Suara pertengkaran seorang anak laki-laki dan seorang wanita dalam bahasa Inggris terdengar di antara dengung manusia. Merasa mengenalnya, Akira pun segera menuju asal suara. Benar saja, di antara keramaian, dilihatnya sepasang ibu-anak itu lagi-lagi tengah terlibat adu mulut, seolah tak peduli dengan sekelilingnya.

"Hikaru!" panggil Akira.

Sosok itu tampak menoleh dan mencari-cari siapa gerangan yang memanggilnya di antara keriuhan bandara, tapi tak kelihatan menemukannya. Akira tidak membuang waktu. Lekas ia berlari ke arah kedua sosok itu.

"Hikaru…," patut diakui Morishita benar ketika mengatakan bahwa ia kurang olahraga. Bahkan lari sedikit saja membuat napasnya tersegal-segal. "Hi-Hikaru… Tu-tunggu!"

Kedua ibu dan anak itu berbalik. Cye tampak terkejut, tetapi juga girang kala melihatnya. Sedangkan Hikaru? Tak perlu dikatakan, ia langsung berkacak pinggang dan menyemprotnya.

"Apa lagi urusanmu di sini?"

"Hiiikkk… Hiiiikkk… Ka-ka … kala…"

"Apaan, sih?" Hikaru tampak tidak sabar melihatnya berusaha mengatur napas. Lebih lagi ketika Akira merogoh sakunya dan mengeluarkan inhaler untuk membantu mengatasi asmanya yang mendadak kambuh. Akira bisa melihat bola mata Hikaru bergulir di soketnya, tapi untungnya dia cukup baik untuk tidak berkomentar apa-apa.

Jeda beberapa detik (mungkin menit) sebelum Akira bisa mengatasi sesak napasnya dan menegakkan diri.

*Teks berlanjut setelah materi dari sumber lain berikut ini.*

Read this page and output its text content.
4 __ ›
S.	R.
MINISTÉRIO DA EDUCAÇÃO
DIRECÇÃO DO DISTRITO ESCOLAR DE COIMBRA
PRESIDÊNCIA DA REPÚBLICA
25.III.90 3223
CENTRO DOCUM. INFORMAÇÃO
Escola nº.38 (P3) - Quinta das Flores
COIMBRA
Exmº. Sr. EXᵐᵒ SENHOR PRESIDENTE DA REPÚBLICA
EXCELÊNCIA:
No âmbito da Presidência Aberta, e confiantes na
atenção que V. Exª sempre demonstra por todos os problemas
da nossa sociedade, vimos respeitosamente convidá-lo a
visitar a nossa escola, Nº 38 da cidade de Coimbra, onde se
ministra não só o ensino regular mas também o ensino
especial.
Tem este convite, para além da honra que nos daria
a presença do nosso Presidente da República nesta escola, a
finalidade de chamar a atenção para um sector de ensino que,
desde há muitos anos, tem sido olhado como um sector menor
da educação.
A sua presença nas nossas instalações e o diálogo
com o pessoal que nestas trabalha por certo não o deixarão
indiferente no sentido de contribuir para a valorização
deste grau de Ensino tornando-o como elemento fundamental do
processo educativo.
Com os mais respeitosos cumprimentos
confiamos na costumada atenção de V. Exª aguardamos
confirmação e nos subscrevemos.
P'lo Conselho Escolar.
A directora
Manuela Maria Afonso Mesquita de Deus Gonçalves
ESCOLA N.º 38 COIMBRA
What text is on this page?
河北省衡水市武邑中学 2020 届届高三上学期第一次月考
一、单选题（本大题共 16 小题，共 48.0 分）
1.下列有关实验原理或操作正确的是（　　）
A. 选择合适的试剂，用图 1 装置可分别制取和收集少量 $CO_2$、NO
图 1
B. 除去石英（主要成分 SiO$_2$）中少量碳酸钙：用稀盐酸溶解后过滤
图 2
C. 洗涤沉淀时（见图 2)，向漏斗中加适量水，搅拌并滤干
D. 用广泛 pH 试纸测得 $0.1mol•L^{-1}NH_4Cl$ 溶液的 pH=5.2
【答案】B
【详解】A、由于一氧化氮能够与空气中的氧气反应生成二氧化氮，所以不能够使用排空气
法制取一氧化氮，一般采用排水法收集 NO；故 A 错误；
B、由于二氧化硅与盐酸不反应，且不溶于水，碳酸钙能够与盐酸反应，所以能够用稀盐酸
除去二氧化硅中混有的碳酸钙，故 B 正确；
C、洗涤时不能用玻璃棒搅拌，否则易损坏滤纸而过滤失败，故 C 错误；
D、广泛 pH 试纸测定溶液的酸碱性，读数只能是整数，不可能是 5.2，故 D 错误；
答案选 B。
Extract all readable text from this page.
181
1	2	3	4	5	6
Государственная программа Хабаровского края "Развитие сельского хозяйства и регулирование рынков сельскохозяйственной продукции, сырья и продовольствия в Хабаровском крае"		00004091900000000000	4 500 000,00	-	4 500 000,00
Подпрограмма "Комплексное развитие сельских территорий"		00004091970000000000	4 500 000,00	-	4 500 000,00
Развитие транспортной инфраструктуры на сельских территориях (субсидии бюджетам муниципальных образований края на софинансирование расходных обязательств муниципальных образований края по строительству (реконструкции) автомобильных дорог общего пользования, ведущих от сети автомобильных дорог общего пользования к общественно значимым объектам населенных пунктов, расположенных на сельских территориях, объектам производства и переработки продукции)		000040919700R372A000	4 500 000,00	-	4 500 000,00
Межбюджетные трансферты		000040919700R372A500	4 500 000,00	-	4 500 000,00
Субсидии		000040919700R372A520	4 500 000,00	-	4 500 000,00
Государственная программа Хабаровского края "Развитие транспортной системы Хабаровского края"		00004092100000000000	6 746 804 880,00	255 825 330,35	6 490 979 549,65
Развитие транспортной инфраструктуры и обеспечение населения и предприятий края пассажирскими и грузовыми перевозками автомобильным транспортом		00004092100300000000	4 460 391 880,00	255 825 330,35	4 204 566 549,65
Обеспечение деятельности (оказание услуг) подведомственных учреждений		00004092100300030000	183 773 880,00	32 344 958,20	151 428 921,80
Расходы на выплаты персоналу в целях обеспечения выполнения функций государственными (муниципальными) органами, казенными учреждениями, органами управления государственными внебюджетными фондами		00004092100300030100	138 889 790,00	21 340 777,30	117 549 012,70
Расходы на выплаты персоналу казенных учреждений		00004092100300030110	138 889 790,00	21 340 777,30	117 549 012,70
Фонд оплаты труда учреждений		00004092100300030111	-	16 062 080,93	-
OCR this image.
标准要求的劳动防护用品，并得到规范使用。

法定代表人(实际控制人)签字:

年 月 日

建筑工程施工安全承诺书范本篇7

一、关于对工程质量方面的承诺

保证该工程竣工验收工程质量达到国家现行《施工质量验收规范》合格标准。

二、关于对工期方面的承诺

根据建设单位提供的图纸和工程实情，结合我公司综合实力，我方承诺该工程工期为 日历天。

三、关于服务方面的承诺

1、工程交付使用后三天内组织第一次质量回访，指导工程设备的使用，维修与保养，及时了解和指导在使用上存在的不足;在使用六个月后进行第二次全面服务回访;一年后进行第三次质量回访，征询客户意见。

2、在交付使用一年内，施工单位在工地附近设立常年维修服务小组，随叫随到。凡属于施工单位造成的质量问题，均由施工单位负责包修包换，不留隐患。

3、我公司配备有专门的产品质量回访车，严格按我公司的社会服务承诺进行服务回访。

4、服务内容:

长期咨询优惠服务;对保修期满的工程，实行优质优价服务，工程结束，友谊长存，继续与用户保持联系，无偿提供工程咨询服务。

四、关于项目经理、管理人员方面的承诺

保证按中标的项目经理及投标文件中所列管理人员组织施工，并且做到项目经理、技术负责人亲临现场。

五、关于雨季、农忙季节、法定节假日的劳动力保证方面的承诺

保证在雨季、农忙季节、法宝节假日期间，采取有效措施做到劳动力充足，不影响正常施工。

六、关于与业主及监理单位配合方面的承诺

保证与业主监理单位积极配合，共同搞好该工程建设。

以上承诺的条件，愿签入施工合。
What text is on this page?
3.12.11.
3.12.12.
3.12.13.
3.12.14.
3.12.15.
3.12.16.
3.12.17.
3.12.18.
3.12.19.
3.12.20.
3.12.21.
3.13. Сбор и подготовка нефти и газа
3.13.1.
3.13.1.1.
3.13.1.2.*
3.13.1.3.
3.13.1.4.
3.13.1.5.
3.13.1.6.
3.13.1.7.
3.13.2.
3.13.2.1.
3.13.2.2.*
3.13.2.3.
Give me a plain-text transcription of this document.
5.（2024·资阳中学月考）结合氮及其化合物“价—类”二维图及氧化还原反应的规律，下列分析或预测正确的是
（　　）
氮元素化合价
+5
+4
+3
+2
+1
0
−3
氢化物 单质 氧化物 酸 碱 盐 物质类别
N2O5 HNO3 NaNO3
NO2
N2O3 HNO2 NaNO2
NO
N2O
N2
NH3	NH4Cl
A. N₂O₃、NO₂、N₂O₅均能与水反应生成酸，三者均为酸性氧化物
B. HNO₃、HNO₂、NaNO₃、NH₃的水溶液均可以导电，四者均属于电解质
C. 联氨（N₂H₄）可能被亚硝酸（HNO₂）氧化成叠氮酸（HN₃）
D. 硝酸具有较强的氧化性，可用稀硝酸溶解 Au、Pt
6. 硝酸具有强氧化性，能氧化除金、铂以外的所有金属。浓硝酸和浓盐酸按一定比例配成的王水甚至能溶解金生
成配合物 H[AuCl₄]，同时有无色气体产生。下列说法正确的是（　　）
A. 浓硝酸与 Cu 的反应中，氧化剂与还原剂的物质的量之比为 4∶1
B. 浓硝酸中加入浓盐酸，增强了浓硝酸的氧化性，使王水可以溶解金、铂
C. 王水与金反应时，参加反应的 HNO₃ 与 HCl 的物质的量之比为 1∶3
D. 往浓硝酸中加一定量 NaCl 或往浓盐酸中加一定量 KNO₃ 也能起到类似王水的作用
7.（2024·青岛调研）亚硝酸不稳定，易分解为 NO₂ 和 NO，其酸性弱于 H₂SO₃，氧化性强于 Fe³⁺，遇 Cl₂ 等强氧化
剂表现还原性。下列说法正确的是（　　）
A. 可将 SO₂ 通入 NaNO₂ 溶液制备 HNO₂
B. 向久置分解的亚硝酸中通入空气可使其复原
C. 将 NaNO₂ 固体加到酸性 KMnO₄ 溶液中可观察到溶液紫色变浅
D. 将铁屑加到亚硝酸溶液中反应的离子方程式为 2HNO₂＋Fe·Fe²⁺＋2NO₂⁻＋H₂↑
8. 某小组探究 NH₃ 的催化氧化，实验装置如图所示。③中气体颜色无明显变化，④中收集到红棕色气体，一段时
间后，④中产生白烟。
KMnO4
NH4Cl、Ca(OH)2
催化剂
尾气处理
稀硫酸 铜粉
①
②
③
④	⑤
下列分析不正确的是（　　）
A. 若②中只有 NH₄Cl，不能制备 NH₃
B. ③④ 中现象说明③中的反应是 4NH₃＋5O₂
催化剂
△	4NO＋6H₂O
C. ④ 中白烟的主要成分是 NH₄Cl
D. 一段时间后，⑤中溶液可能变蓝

"Kalau kau ingin membawa Cye, kalahkan dulu aku."

"Hah?"

"Kau dengar aku. Kita main satu ronde."

"Sekarang?"

"Ya."

"Di sini?"

Akira menunjuk kafe terdekat. "Kau menang, kau bisa pergi bersama Cye. Kau kalah, Cye tinggal di Jepang," deklamasinya.

"Astaga," Hikaru menenggelamkan wajahnya ke telapak tangan. "Kau sadar kalau kau tak punya hak untuk menahan Cye kan? Bahkan kalaupun aku kalah, aku bisa membawa Cye dan kau tak bisa menuntut apapun."

Akira tak tahu bagaimana harus berargumen. "Jika kau tahu tak ada ruginya bagimu, kenapa kau tidak menerima saja tantanganku?"

"Oh Tuhan," Hikaru menggelengkan kepalanya. "Aku tidak tahu apa yang ada di pikiranmu, Touya. Astaga. Ini konyol sekali."

"Satu pertandingan," ujar Akira keras kepala. "Itu saja yang kuminta."

Hikaru mendesah, mungkin mengingat dulu, dulu sekali, ketika Akira bersikeras menantangnya tanpa mau mendengar penolakannya. "Taruhlah aku bersedia bermain denganmu. Apa ini tidak berarti kau sedang merundungku? Seorang Meijin-Honinbou-Tengen menantang seorang amatir? Huh, apa kata dunia?"

Akira tidak tahu apa yang harus ia rasakan. Haruskah ia senang karena Hikaru tahu semua gelar yang ia punya sekarang? Atau marah karena dia bisa-bisanya menyebut gelarnya seperti itu seolah mengejek?

"Kau masih bisa mengalahkanku atau tidak, kita tidak tahu sebelum bertanding."

"Aku tidak tahu mengapa aku harus melayanimu, ketika sudah jelas-jelas..."

"Hikaru," Akira menguatkan tekadnya dan menatap lurus mata Hikaru, "kumohon."

Hikaru terdiam. Jelas sekali tampak perang berkecamuk di benaknya, sebelum ia menghela napas dan berkata, lelah, "Oke, oke," ia mengangkat tangan. "Satu pertandingan. Astaga."

Berusaha keras untuk tak lantas meninju udara atau menarikan tarian kemenangan—ia sudah terlalu tua untuk itu, astaga, mengapa bersama Hikaru membuatnya merasa bak anak belasan lagi?—, Akira menggiring mereka ke sebuah kafe kecil di antara deretan kedai makanan dan toko suvenir di bandara. Hikaru mengikuti dengan bersungut-sungut, sementara Cye cukup tahu diri untuk mengikuti seraya menarik kopernya dalam diam. Sampai di kafe, Akira memesan dua cangkir teh untuknya dan Cye, serta secangkir kopi untuk Hikaru, sebelum mengambil tempat duduk di salah satu meja kecil di depan kafe—hanya karena Hikaru bersikukuh, katanya agar ia bisa melihat papan pengumuman jadwal keberangkatan.

Mengeluarkan set go portabel dari saku jaketnya, Akira mulai menata biji-biji go di papan magnetik. Melihat Hikaru mengerung, ia menjelaskan. "Pertandingan Shinshodan Cye. Aku yakin kau sudah tahu ini. Kau akan memainkan Cye, komi standar, mulai langkah ke-55."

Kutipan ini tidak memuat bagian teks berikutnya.